- Interactive map of the InterContinental Hotel Tirana area

General information
- Status: Under construction
- Type: Hotel
- Location: Tirana, Albania, Skanderbeg Square 8, 1001 Tirana, Albania
- Coordinates: 41°19′48″N 19°49′06″E﻿ / ﻿41.33009°N 19.81832°E
- Construction started: January 2021
- Completed: 2025 (scheduled)
- Owner: IHG Hotels & Resorts

Height
- Antenna spire: 155.3 m (510 ft)
- Roof: 135 m (443 ft)

Technical details
- Structural system: Concrete, Steel
- Floor count: 33
- Floor area: 36,500 m^{2} (393,000 sq ft)

Design and construction
- Architects: Peter Wilson Atelier 4
- Structural engineer: AEI Progetti srl
- Main contractor: GECI L.T.D.

Other information
- Number of rooms: 300

= InterContinental Hotel Tirana =

Hotel in Tirana, Albania

InterContinental Hotel Tirana is a hotel located in Tirana, Albania on the corner between central Skanderbeg Square and Zogu I Boulevard. The tower shares the same hotelier complex with lower-rising Tirana International Hotel as an extension. Topped in 2023 and expected for opening in the first quarter of 2025, the hotel stands at 135 metres (443 ft) tall and is divided into 33 floors.

==Architecture==
===Concept===
The construction's owner is the IHG Hotels & Resorts Group and is located in Tirana's central Skanderbeg Square, behind the historic Tirana International Hotel building, also owned by the Geci Group. The tower was designed for hotel use and planned for a height of 135 meters in its above-ground part, consisting of a podium occupying the first three levels, accommodating the lobby, a technical floor serving the restaurants, a SPA level and a casino level, two floors dedicated to offices, twenty floors for the hotel, three floors for hotel flats, two levels for the panoramic restaurant, and a technical floor at the top of the terrace.

===Specifications===
The hotel will have a total of 300 rooms and suites, a large conference centre with a ballroom and a capacity of up to 1,000 people for MICE (Meetings, Incentives, Conferences & Exhibitions) events and weddings.
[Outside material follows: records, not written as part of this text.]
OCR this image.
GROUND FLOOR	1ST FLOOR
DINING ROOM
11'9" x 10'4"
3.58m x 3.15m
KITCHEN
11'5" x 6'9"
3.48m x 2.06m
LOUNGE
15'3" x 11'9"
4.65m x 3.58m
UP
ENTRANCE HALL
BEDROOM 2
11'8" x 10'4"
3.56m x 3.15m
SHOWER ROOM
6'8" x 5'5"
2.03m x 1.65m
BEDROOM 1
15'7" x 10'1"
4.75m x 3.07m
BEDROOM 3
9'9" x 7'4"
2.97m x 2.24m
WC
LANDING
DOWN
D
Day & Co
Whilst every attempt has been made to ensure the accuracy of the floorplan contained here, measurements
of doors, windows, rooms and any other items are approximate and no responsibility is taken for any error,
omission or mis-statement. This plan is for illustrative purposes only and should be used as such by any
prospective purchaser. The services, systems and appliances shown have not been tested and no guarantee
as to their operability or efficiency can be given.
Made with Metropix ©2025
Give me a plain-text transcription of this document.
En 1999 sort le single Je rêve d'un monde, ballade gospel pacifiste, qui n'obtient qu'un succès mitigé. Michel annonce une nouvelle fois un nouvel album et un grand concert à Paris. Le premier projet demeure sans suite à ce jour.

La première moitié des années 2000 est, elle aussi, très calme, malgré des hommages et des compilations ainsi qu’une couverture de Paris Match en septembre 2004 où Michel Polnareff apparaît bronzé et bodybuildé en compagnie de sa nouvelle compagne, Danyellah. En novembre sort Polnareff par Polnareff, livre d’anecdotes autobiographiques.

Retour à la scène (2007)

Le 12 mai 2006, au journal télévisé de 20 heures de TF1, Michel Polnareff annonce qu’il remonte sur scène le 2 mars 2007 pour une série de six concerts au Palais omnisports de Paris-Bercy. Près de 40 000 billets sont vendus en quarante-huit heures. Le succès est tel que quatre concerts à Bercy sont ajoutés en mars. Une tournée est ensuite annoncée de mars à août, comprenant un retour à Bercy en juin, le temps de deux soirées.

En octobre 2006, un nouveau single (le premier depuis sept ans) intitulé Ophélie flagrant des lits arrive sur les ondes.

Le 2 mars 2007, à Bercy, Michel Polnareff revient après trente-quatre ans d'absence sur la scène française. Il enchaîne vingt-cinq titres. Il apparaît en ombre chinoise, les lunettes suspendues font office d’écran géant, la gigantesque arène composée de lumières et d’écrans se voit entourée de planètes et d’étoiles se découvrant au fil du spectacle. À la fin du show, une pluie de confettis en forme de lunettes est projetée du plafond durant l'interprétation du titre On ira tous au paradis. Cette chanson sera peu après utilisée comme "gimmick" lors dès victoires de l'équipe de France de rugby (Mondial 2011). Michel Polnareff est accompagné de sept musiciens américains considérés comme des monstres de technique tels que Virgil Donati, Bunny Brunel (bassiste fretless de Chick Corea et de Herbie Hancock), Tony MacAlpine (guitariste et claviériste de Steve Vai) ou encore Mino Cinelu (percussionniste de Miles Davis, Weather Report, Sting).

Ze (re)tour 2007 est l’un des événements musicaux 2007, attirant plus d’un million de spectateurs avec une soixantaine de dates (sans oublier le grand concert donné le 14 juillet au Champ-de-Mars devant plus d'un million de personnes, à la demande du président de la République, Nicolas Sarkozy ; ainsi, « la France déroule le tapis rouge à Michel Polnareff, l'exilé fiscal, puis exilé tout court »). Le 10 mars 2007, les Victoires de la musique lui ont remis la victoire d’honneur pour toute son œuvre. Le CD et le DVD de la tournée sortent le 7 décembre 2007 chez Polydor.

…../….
There will also be a luxury spa, and a rooftop restaurant and bar with panoramic views of the city.

The four basement floors contain the technical rooms (on the deepest level), two floors of parking spaces and, on level -1, the technical rooms serving the hotel. Next to the tower, the conference rooms also include a large hall with more than a thousand seats. The structures of the tower are all made of reinforced concrete while the ‘light’ structures of the conference rooms are mainly made of steel.

Characterized by simple geometric shapes, particularly two cuboids with distinct colors and materials, the tower features a contrast between gold and black.

The closest key-points to the tower are the National Historical Museum, the Castle of Tirana, the National Opera House, the National Art Gallery and the main institutions like the Albanian Parliament, Ministries, the National Bank of Albania, and Tirana Municipality.